As I drove in, sprinkled throughout the lawn, I saw a bunch of my classmates in their gowns. Wow 3 months without seeing them...it's crazy. I couldn't make out any faces in the car, but stretched alongside the road each of my classmates senior portraits were printed on posters. I looked at them realizing that I this would be the last time I would be seeing these faces.
We were guided to a part of the parking lot where all the teachers were parked outside their car (with a mask on) and cheering us on. I was surprised as they congratulated me. I did not know what to expect at the dive in, and did not think I would be able to see them. I waved back at them, reminiscing memories in the classroom with them.

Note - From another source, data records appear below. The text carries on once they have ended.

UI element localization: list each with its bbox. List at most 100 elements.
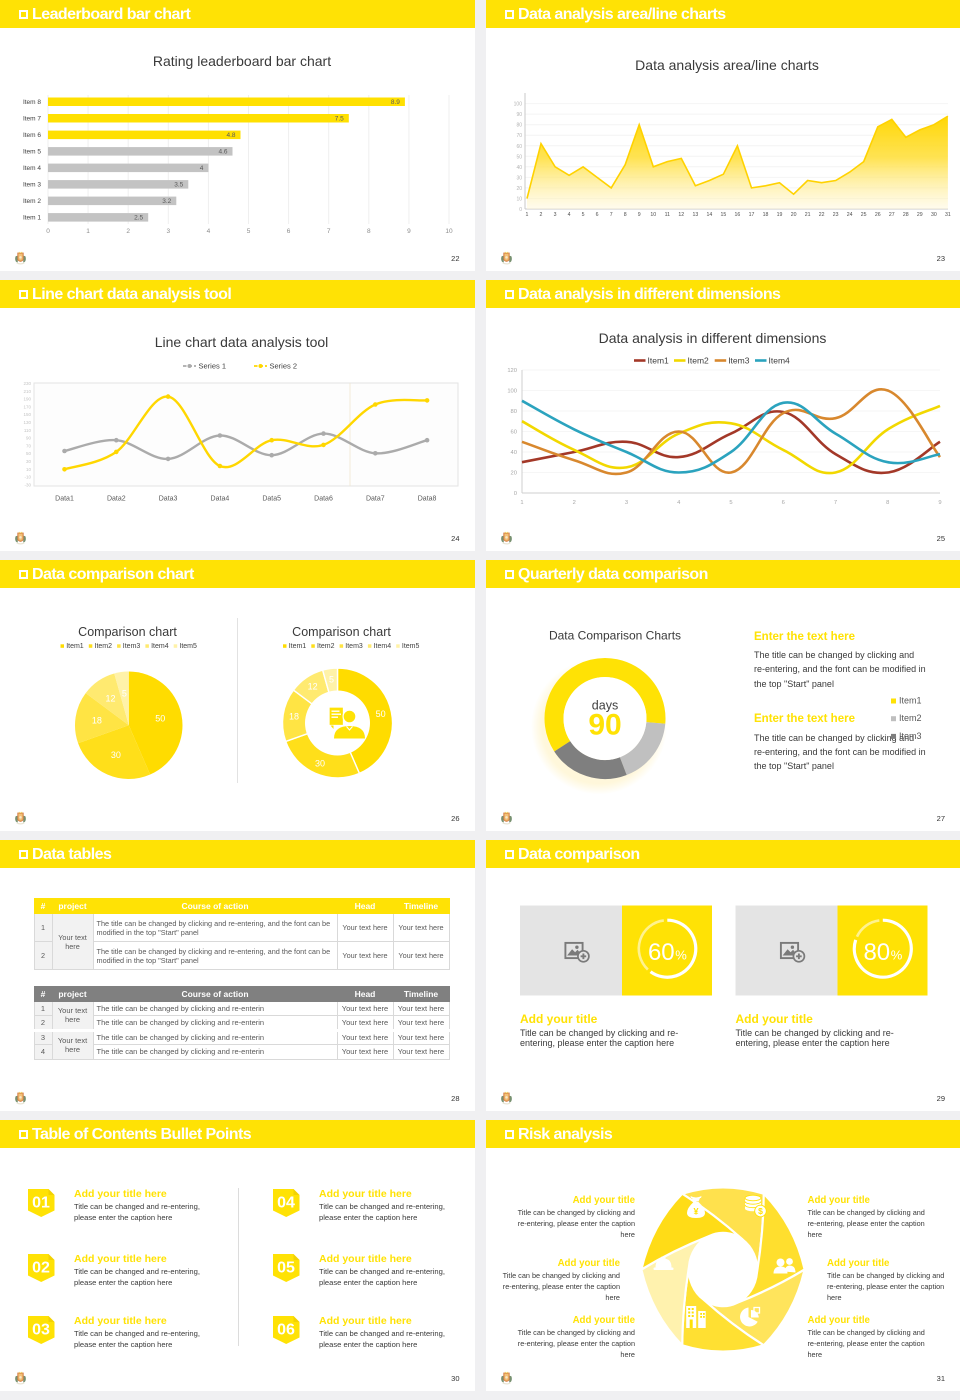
svg-text:-30: -30 [24, 482, 31, 487]
svg-text:5: 5 [247, 228, 251, 235]
svg-text:7: 7 [327, 228, 331, 235]
svg-text:6: 6 [782, 500, 785, 506]
svg-text:Data1: Data1 [55, 495, 74, 502]
svg-text:7: 7 [834, 500, 837, 506]
svg-text:9: 9 [638, 212, 641, 218]
svg-text:Item5: Item5 [179, 642, 197, 649]
svg-text:15: 15 [721, 212, 727, 218]
svg-text:0: 0 [46, 228, 50, 235]
svg-text:110: 110 [24, 427, 32, 432]
svg-text:26: 26 [875, 212, 881, 218]
svg-text:18: 18 [289, 711, 299, 721]
svg-text:Data Comparison Charts: Data Comparison Charts [549, 628, 681, 642]
svg-text:4: 4 [677, 500, 681, 506]
svg-text:27: 27 [889, 212, 895, 218]
svg-text:19: 19 [777, 212, 783, 218]
svg-text:Data3: Data3 [159, 495, 178, 502]
svg-text:18: 18 [763, 212, 769, 218]
svg-text:7.5: 7.5 [335, 115, 344, 122]
svg-text:60: 60 [511, 429, 517, 435]
svg-text:5: 5 [122, 688, 127, 698]
svg-text:90: 90 [516, 112, 522, 118]
svg-text:2: 2 [573, 500, 576, 506]
svg-text:06: 06 [277, 1321, 295, 1338]
svg-text:13: 13 [693, 212, 699, 218]
svg-text:Item 2: Item 2 [23, 198, 41, 205]
svg-text:25: 25 [861, 212, 867, 218]
svg-text:Comparison chart: Comparison chart [292, 625, 391, 639]
svg-text:29: 29 [917, 212, 923, 218]
svg-text:Item 5: Item 5 [23, 148, 41, 155]
svg-text:80: 80 [516, 122, 522, 128]
svg-text:40: 40 [516, 164, 522, 170]
svg-text:4: 4 [200, 165, 204, 172]
svg-text:12: 12 [308, 681, 318, 691]
svg-text:Data4: Data4 [211, 495, 230, 502]
svg-text:05: 05 [277, 1259, 295, 1276]
svg-text:50: 50 [26, 451, 32, 456]
svg-text:Item4: Item4 [769, 355, 791, 365]
svg-text:01: 01 [32, 1194, 50, 1211]
svg-text:Item3: Item3 [345, 642, 363, 649]
svg-text:150: 150 [23, 412, 31, 417]
svg-text:17: 17 [749, 212, 755, 218]
svg-text:Series 2: Series 2 [270, 361, 298, 370]
svg-text:60: 60 [516, 143, 522, 149]
svg-text:Item 8: Item 8 [23, 99, 41, 106]
svg-text:Item1: Item1 [66, 642, 84, 649]
svg-text:23: 23 [833, 212, 839, 218]
svg-text:2: 2 [126, 228, 130, 235]
svg-text:¥: ¥ [693, 1206, 698, 1216]
svg-text:Item3: Item3 [123, 642, 141, 649]
svg-text:4: 4 [568, 212, 571, 218]
svg-text:Item4: Item4 [151, 642, 169, 649]
svg-text:120: 120 [507, 368, 517, 374]
svg-text:5: 5 [582, 212, 585, 218]
svg-text:60: 60 [648, 939, 675, 966]
svg-text:20: 20 [516, 185, 522, 191]
svg-text:10: 10 [445, 228, 453, 235]
svg-text:02: 02 [32, 1259, 50, 1276]
svg-text:100: 100 [514, 101, 523, 107]
svg-text:40: 40 [511, 450, 517, 456]
svg-text:130: 130 [23, 420, 31, 425]
svg-text:70: 70 [516, 133, 522, 139]
svg-text:30: 30 [111, 749, 121, 759]
svg-text:Item 7: Item 7 [23, 115, 41, 122]
svg-text:11: 11 [665, 212, 670, 218]
svg-text:3: 3 [554, 212, 557, 218]
svg-text:8.9: 8.9 [391, 99, 400, 106]
svg-text:4.6: 4.6 [218, 148, 227, 155]
svg-text:Item4: Item4 [374, 642, 392, 649]
svg-text:20: 20 [791, 212, 797, 218]
svg-text:5: 5 [329, 674, 334, 684]
svg-text:28: 28 [903, 212, 909, 218]
svg-text:4: 4 [207, 228, 211, 235]
svg-text:Item1: Item1 [899, 695, 922, 705]
svg-text:Item2: Item2 [899, 713, 922, 723]
svg-text:30: 30 [931, 212, 937, 218]
svg-text:04: 04 [277, 1194, 295, 1211]
svg-text:10: 10 [516, 196, 522, 202]
svg-text:-10: -10 [24, 474, 31, 479]
svg-text:18: 18 [92, 715, 102, 725]
svg-text:12: 12 [105, 693, 115, 703]
svg-text:10: 10 [650, 212, 656, 218]
svg-text:$: $ [758, 1206, 763, 1216]
svg-text:100: 100 [507, 388, 517, 394]
svg-text:3.5: 3.5 [174, 181, 183, 188]
svg-text:Series 1: Series 1 [199, 361, 227, 370]
svg-text:Item2: Item2 [317, 642, 335, 649]
svg-text:Data8: Data8 [418, 495, 437, 502]
svg-text:Item1: Item1 [648, 355, 670, 365]
svg-text:8: 8 [624, 212, 627, 218]
svg-text:9: 9 [407, 228, 411, 235]
svg-text:12: 12 [678, 212, 684, 218]
svg-text:9: 9 [938, 500, 941, 506]
svg-text:0: 0 [514, 491, 517, 497]
svg-text:10: 10 [26, 466, 32, 471]
svg-text:22: 22 [819, 212, 825, 218]
svg-text:190: 190 [23, 396, 31, 401]
svg-text:0: 0 [519, 207, 522, 213]
svg-text:170: 170 [23, 404, 31, 409]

We then were in a car line waiting for my turn on the stage when I realized that I forgot to put on my white cape, NHS sash and Tri-M Robe before I left the house. AHHH I was so embarrassed and annoyed at my mistake. It was too late to turn back to the house, so I would just have to deal with it.
As I started walking towards the stage, a staff member told me I was walking the wrong way (I didn't notice the red carpet). This was so embarrassing as I was also walking without the proper clothing on. Sigh.
My principal handed me my diploma and congratulated me on my speech for the class (we could tune in to a live radio channel). I thanked her and hoped she didn't notice my attire as I quickly took a photo.
As we continued to drive throughout the parking lot, banners of school photos were hanging. They were a bit small to be able to see clearly, but I spotted the NHS photo at the kidney drive earlier this year.
I also wasn't planning on staying on the campus, but some friends called asking me to stay. It felt like a relief being able to socialize, talk and take photos with the people I have spent the past few years with. It also left a hole, knowing this would be the last time I would see some of them.
After a quick stop home, I met with some of my friends downtown to have a photo shoot around the Rocky Steps. It was interesting having people honk their cars and people congratulate us on the streets.
The day ended with my friend and I chilling in the parking lot of Niffy Fifties, eating and talking.
This day marks the end, but also the beginning of a chapter. To whatever lies ahead, hurrah!
Much thanks to my brother for the amazing shots.